In October 2015, Ariel Khawaja traveled to Cozumel, Mexico, to say "I do" before a group of 55 wedding guests.
Three years later she corralled her two best friends to stand beside her in Las Vegas as she said two other magic words: "I don't."
Anchoring the trip around a Drake concert, the 28-year-old, who works in real estate, filled her week with gambling, clubbing at the ritzy 1 OAK, partying poolside at Wet Republic — a day club at the MGM Grand — and otherwise recharging.
"Las Vegas is fun all the time, but when you're there for your divorce, you're really free," says Khawaja. "When you're there celebrating such a big change, you live in the moment and you're not worried about what happened yesterday. I didn't pay to have a pity party — I wanted to relax and enjoy time with my friends after the hell I had been through."
If the "Hangover" films cemented Las Vegas' reputation as the ultimate bachelor-party town, Khawaja and other fun-loving travelers are helping establish it as the opposite: the perfect destination for a divorce party. Often an exultant multiday escapade, these vacations celebrate — not mourn — the ending of a marriage.

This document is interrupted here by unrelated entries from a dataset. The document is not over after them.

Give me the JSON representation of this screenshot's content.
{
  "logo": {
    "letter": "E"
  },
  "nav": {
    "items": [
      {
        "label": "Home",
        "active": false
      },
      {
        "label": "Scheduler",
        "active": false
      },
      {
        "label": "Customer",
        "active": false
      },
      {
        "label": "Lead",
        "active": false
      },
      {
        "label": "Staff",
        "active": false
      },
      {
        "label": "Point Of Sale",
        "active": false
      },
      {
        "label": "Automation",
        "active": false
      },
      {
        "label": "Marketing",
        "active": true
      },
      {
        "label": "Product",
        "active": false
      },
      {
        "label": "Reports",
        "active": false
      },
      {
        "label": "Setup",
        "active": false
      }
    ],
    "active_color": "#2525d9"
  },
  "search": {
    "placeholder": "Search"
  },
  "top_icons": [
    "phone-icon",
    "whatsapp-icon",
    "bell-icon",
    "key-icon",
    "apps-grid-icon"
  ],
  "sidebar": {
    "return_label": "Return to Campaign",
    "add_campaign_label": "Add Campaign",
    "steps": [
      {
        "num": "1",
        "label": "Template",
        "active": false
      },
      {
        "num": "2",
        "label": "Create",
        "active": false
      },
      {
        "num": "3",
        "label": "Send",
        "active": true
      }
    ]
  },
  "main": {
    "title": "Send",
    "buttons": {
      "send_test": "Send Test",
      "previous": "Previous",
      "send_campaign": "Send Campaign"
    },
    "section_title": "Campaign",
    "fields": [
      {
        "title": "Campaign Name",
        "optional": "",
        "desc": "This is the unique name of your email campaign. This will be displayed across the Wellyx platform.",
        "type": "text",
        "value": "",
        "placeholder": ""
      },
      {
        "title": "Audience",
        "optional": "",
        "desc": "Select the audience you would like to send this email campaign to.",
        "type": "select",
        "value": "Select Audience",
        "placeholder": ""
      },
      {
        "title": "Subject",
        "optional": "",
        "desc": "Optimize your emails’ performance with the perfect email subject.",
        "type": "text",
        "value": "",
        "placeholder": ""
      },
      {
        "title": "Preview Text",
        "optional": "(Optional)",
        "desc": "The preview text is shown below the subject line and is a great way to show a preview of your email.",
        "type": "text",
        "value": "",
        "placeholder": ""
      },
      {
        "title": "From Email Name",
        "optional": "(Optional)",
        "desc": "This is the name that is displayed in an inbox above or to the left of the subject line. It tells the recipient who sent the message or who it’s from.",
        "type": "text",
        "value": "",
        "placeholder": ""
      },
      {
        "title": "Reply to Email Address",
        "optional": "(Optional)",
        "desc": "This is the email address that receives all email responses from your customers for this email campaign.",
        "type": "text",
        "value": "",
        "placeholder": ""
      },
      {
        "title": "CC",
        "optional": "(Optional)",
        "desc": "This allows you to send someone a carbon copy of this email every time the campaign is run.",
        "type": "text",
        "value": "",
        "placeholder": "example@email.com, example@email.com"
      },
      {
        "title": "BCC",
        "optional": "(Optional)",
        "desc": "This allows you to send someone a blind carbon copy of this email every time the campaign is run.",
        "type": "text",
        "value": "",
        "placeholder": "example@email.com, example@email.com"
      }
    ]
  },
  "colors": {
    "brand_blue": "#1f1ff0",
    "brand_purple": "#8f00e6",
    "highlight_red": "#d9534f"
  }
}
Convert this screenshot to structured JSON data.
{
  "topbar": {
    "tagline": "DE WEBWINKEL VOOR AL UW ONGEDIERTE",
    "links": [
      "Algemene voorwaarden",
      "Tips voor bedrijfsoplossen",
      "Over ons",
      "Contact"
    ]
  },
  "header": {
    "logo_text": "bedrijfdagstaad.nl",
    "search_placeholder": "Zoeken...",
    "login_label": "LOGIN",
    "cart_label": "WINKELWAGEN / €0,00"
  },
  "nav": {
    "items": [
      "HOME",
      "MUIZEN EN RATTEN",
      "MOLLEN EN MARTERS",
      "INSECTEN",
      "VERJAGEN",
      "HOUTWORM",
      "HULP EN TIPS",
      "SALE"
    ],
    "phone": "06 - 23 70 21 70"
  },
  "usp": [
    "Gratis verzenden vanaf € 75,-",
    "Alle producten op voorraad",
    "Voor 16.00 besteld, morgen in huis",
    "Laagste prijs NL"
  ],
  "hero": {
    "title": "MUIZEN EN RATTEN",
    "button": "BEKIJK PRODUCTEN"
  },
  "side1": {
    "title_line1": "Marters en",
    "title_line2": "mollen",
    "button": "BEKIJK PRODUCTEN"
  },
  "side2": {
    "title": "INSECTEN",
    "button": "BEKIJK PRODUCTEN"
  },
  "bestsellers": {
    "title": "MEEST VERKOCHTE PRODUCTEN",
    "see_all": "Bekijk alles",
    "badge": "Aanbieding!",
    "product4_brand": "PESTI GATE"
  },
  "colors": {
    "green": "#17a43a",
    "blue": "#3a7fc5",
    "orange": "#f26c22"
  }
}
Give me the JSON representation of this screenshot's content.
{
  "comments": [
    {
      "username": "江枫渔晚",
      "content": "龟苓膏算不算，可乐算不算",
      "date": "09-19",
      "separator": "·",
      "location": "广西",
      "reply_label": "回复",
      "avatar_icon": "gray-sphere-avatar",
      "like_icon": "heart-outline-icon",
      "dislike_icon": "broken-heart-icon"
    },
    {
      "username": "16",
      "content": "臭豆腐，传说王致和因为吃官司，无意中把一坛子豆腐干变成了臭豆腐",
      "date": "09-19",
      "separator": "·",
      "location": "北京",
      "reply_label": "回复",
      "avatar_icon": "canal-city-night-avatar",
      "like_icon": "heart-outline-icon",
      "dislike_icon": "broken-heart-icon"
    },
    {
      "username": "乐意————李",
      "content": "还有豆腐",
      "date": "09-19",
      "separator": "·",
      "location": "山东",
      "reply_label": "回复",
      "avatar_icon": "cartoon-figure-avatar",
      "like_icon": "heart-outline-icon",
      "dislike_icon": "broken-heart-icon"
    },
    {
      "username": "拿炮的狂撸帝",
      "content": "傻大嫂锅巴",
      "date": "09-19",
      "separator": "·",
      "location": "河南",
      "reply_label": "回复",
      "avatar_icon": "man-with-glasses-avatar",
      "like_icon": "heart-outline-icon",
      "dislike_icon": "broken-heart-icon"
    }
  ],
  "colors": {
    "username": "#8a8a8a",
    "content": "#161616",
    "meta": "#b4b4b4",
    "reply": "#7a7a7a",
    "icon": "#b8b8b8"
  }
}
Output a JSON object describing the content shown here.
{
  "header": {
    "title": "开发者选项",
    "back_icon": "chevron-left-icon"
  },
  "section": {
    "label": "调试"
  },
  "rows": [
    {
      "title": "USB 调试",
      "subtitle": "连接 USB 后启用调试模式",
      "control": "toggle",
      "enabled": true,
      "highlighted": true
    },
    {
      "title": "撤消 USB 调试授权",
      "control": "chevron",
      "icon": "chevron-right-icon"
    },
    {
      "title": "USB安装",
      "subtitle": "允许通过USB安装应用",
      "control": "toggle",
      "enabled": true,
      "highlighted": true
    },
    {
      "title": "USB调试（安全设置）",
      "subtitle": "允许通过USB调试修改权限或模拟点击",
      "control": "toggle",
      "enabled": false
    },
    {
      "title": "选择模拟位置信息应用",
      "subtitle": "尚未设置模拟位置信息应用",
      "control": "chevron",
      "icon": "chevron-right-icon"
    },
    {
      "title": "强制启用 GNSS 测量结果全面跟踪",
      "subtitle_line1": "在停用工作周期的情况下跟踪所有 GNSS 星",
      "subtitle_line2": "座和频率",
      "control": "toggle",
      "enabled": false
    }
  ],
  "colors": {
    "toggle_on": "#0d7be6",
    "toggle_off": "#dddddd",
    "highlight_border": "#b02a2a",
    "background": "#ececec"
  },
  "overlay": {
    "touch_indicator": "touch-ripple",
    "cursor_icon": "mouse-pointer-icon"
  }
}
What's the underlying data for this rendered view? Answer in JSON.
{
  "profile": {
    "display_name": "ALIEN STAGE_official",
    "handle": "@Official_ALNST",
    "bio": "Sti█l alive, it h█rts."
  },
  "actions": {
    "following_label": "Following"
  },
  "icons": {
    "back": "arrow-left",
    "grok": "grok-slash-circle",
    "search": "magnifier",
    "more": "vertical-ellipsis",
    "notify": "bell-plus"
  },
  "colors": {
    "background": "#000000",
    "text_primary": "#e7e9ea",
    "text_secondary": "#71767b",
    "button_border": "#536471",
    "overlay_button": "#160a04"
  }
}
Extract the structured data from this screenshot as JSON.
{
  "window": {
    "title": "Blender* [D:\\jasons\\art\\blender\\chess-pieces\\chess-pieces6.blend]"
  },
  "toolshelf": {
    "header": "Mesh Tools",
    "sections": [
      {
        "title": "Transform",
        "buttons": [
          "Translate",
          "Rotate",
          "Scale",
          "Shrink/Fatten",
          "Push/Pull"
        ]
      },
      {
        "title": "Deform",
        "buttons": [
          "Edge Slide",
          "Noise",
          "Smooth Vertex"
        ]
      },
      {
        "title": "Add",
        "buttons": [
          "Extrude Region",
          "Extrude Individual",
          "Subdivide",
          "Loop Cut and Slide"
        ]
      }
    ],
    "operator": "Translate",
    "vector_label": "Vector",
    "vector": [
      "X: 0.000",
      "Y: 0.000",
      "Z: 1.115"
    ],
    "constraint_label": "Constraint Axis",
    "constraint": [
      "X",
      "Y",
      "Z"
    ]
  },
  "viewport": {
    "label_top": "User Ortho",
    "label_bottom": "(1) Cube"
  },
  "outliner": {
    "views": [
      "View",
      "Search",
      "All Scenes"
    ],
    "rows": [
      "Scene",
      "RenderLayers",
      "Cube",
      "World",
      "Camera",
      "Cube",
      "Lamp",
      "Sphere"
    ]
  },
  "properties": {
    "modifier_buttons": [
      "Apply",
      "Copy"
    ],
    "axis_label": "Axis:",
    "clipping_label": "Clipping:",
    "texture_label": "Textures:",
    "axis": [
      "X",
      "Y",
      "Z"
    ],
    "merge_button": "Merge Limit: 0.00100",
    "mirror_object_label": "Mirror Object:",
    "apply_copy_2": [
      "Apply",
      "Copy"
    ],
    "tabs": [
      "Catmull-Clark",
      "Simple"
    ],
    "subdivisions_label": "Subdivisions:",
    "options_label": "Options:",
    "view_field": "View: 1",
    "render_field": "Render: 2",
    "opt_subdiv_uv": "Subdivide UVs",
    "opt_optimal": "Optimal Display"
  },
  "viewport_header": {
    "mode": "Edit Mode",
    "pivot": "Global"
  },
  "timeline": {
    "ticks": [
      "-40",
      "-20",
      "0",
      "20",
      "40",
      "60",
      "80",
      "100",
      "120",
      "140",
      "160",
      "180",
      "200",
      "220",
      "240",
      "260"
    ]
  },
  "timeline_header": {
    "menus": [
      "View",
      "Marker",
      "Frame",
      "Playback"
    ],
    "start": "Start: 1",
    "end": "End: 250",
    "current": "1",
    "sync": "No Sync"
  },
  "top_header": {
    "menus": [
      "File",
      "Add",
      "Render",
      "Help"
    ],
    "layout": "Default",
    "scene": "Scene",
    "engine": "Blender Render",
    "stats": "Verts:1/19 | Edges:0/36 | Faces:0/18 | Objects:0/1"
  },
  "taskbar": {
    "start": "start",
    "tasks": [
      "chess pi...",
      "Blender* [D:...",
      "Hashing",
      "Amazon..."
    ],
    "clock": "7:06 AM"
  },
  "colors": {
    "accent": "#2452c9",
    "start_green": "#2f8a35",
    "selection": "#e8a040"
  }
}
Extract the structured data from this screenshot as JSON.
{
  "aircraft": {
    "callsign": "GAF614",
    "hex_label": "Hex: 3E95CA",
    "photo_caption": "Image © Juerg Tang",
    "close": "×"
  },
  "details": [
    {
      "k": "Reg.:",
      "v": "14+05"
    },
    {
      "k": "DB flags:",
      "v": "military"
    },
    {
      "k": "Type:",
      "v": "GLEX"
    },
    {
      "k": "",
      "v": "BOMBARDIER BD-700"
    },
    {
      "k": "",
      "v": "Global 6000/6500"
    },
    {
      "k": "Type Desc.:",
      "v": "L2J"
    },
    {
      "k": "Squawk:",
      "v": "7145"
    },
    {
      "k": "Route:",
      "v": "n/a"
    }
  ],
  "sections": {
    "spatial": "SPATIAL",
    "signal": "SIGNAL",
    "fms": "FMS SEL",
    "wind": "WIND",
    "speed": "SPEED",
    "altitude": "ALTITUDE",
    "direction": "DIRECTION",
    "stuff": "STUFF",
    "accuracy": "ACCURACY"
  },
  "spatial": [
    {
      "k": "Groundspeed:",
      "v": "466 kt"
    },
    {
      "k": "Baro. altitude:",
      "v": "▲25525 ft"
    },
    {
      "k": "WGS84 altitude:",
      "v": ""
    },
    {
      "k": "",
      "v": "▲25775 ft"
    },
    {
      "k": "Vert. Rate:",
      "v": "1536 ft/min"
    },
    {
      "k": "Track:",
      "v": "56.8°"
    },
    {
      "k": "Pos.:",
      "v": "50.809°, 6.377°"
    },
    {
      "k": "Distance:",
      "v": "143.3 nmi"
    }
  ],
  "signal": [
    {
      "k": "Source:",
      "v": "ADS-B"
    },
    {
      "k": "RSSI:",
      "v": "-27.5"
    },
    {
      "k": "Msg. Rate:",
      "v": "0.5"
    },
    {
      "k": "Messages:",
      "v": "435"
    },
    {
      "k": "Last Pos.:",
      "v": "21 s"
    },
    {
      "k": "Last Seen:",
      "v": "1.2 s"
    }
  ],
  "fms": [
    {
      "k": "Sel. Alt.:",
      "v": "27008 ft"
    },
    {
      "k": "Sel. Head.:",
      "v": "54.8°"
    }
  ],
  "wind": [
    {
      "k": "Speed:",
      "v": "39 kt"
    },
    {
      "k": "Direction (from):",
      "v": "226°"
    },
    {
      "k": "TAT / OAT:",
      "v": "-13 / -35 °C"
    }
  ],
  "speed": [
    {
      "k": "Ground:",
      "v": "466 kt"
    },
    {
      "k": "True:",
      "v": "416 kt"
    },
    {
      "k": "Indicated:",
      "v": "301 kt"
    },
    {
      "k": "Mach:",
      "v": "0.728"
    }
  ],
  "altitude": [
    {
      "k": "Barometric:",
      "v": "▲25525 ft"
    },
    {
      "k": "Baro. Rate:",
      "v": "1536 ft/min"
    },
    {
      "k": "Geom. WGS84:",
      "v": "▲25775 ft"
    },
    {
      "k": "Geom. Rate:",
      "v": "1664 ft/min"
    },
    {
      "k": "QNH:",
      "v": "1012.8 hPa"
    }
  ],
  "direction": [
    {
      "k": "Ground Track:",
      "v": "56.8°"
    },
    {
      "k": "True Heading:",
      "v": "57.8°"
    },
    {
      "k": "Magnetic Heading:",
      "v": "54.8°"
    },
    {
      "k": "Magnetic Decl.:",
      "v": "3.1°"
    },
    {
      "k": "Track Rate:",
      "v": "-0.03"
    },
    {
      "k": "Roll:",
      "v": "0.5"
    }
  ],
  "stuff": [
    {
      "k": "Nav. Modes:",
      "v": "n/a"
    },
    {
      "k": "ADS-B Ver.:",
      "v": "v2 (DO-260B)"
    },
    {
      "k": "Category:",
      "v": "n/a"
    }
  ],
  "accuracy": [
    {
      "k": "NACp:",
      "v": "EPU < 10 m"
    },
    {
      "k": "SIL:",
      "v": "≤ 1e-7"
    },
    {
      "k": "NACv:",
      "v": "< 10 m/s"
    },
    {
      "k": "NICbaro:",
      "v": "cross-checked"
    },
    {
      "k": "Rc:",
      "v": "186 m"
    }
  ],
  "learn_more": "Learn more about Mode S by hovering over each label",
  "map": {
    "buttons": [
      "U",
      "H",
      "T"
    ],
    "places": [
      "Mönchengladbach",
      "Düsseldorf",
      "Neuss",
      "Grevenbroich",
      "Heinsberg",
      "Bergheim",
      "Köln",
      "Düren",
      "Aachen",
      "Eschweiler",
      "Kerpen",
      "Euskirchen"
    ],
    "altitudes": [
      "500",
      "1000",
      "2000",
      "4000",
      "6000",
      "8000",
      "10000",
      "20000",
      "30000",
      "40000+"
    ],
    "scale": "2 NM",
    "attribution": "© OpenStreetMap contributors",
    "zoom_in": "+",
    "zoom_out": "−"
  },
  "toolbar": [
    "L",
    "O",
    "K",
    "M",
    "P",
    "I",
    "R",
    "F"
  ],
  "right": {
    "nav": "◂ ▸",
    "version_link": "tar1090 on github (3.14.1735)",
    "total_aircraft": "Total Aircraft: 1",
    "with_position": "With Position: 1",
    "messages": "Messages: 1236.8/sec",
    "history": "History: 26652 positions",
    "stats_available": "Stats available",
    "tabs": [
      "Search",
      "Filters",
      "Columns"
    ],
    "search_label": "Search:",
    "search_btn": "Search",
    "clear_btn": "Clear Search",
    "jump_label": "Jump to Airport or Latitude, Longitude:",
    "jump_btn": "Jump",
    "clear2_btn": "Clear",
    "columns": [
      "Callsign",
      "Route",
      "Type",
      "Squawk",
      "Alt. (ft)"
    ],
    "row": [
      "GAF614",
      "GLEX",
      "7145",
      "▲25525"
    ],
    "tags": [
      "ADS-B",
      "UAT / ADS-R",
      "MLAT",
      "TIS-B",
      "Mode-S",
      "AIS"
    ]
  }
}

And in a city versed in over-the-top hospitality, venues are finding creative ways to help divorced men and women embrace their new relationship status.
Although the Las Vegas Convention and Visitors Authority doesn't track divorce-party figures, it also doesn't shy away from the issue, and seasoned Vegas hospitality vets have seen the festivities firsthand.
Adam Clough first heard about the concept 10 years ago but says it's taken off more recently. He once helped a guest fete his divorce in the company of his former groomsmen.
"People started telling us that they want a fresh start," says Clough, executive director of social sales and concierge operations for MGM Resorts. "At first we thought, 'Well, this is different.' But people come to Vegas for celebrations, and people come for devastating events, so in a way it makes sense."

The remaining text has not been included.